The MARCKS ED peptide preferentially inhibits α7-versus non α7- containing
nAChRs– The most common heteromeric nAChRs expressed in hippocampal
interneurons are the α4β2 and α2β2 subtypes (Sudweeks and Yakel, 2000). In order to
determine the specificity of the MARCKS ED peptide interaction with α7- versus non
α7-containing receptors, α4β2 and α2β2 nAChRs were expressed in Xenopus oocytes.

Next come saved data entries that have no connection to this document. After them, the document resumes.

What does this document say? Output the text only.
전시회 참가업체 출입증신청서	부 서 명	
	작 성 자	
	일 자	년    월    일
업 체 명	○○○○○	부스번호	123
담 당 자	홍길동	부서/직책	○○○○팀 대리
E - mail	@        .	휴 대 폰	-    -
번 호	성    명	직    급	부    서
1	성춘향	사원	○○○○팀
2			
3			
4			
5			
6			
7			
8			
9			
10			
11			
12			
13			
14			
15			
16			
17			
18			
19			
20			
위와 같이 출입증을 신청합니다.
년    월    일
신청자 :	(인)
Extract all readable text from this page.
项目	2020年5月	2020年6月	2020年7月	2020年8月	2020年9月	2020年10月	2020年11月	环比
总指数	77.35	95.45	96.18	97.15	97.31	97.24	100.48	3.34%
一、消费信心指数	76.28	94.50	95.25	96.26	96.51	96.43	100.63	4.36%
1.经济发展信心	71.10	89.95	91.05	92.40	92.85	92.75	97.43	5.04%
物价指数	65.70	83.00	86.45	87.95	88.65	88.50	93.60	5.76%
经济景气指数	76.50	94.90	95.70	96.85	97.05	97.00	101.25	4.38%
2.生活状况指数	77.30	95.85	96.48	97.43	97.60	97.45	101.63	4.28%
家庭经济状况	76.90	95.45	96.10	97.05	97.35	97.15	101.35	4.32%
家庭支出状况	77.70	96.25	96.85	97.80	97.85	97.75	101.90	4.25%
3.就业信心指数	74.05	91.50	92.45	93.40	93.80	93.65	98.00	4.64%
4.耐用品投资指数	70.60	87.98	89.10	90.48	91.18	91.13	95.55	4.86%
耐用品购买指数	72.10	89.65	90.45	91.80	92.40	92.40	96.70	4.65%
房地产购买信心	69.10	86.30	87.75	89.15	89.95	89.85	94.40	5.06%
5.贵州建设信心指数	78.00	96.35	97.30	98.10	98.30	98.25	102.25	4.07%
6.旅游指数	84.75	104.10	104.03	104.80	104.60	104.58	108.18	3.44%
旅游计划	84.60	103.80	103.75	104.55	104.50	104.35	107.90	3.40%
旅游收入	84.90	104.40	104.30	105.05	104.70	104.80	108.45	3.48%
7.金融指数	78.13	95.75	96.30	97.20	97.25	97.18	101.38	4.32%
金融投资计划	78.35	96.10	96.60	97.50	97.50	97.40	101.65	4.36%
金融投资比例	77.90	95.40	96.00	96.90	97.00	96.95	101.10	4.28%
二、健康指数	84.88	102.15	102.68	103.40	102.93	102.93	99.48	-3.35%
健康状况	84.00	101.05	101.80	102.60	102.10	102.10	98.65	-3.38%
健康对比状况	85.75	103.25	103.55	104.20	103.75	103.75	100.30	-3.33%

Compared to homomeric α7 nAChRs, both α4β2 and α2β2 nAChRs activate and
desensitize more slowly in the continued presence of agonist. The MARCKS ED peptide
inhibited α4β2 and α2β2 nAChRs in a dose dependent fashion (Figure 5C). The potency
for the MARCKS ED peptide block for α4β2 and α2β2 nAChRs was significantly
decreased compared to α7 nAChRs (α4β2 = 223 nM, 95 % CI 112 – 447 nM; α2β2 = 72
nM, 95 % CI 57 – 91 nM; n = 2-8 for each data point).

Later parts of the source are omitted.